Originally published July 10, 1994
I confess I'm a closet Canadian.
My last residence in America before coming to Japan was 30 miles south of the Canadian border in northern Vermont.
If you don't count Burlington, Vt., as a big city (pop. 129,000), we lived closer to Montreal than to any other major metropolitan area. My wife and I got to love visiting Montreal.
We discovered British imports and over-the-counter allergy medicines were available across the border that could not be had in the U.S.
I had lots of fun telling people I drove a "foreign" car because our Ford Tempo was built in Canada, and we developed a kind of international feeling by constantly being informed of the exchange rate between U.S. and Canadian dollars; I still carry, in fact, a few Canadian dollars in case I have to cross the border.
Montreal, especially the old city, is the closest thing to a European city on the North American continent. As is well known, French is the language of preference in Montreal; in fact, in all Quebec, which borders most of the northeastern United States.
At our Vermont home, snug in the Green Mountains, we could tune in about seven or eight television stations, five or six being Canadian, and only two or three of those broadcast in English.
My oldest son learned to count to ten in French from watching Canadian Sesame Street almost before he could count to ten in English.
All of this is window dressing, however, to the deep-rooted affinity I have for Canada.
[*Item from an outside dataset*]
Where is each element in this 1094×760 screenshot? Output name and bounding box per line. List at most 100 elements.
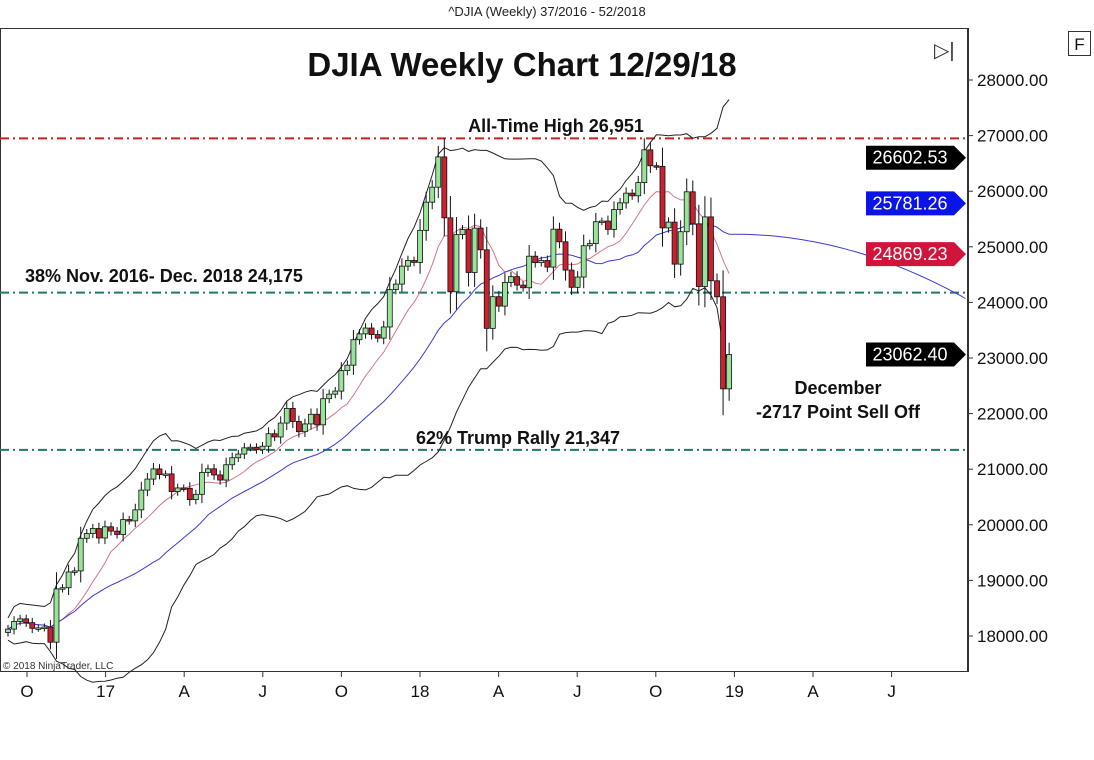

My parents were born in Newfoundland and migrated to the United States before that poorest of provinces became part of Canada in 1949.
Had my parents not chosen to become U.S. citizens, I could well have been born and raised a Canadian.
I have to be careful here because there's a widespread feeling in Newfoundland that becoming part of Canada may have been the worst thing that ever happened to the tiny Atlantic island.
I knew I had roots in Newfoundland, but never realized how deep my connection to Canada ran until as a professional at a convention I spent a long weekend in Toronto in the early 1970s.
It may be significant that this visit took place about a year after my father died, so what I felt and am trying to describe probably has meaning that I've yet to fully comprehend.
What happened at the convention itself hardly dents my memory; nothing of drama or significance came out of it.
In summer, Toronto is a bright, wide metropolis, built on Lake Ontario and port to a large fleet of sporting vessels, which for me was a shocking surprise in the middle of the continent.
I spent much of the time I was in Toronto for a convention meandering around the friendly downtown area and drinking in its sights, sounds and denizens. If I may borrow a phrase from John Wesley, the founder of the Methodist Church, speaking about his conversion to Christ -- as I strolled about Toronto that weekend, my heart was strangely warmed.
Almost every adult I saw appeared to be someone from my past, some cousin or aunt or close friend of my parents who'd come to the house for dinner or a cup of tea. So many of the working men looked like my father. Many of the ambling older women waddled from shop to shop like my mother. I hear them calling each other "maid" and "my son," and I felt transported to another time of my life.
It took me one or two restless nights in Toronto to realize I was "home." I couldn't tell if it were accent, physique, mannerisms, dress or grooming, but the majority of the ordinary citizens of Toronto on whom I gazed seemed vaguely related to me.
Growing up in cosmopolitan New York City and attending multi-ethnic schools throughout my youth, I had never clearly focused on my own ethnic heritage. Toronto was my come-uppance. That visit to Toronto cracked open a small beam of light in my personal pursuit of identity.
I wasn't ready to renounce my U.S. citizenship and jump on the first Air Canada plane to Gander, Newfoundland, but something almost imperceptible in me changed. I realized there was a hole in my being that could only be filled by things Canadian.
Now that I think of it, it's probably not coincidence that I, who've known little more than urban lights and concrete front yards, spent time and had my family in rural northern Vermont, maple syrup country on the cusp of Canada, as it were.
Soon I'll have to visit the Canadian embassy in Tokyo.
I seem to have a genetic attraction to maple leaves.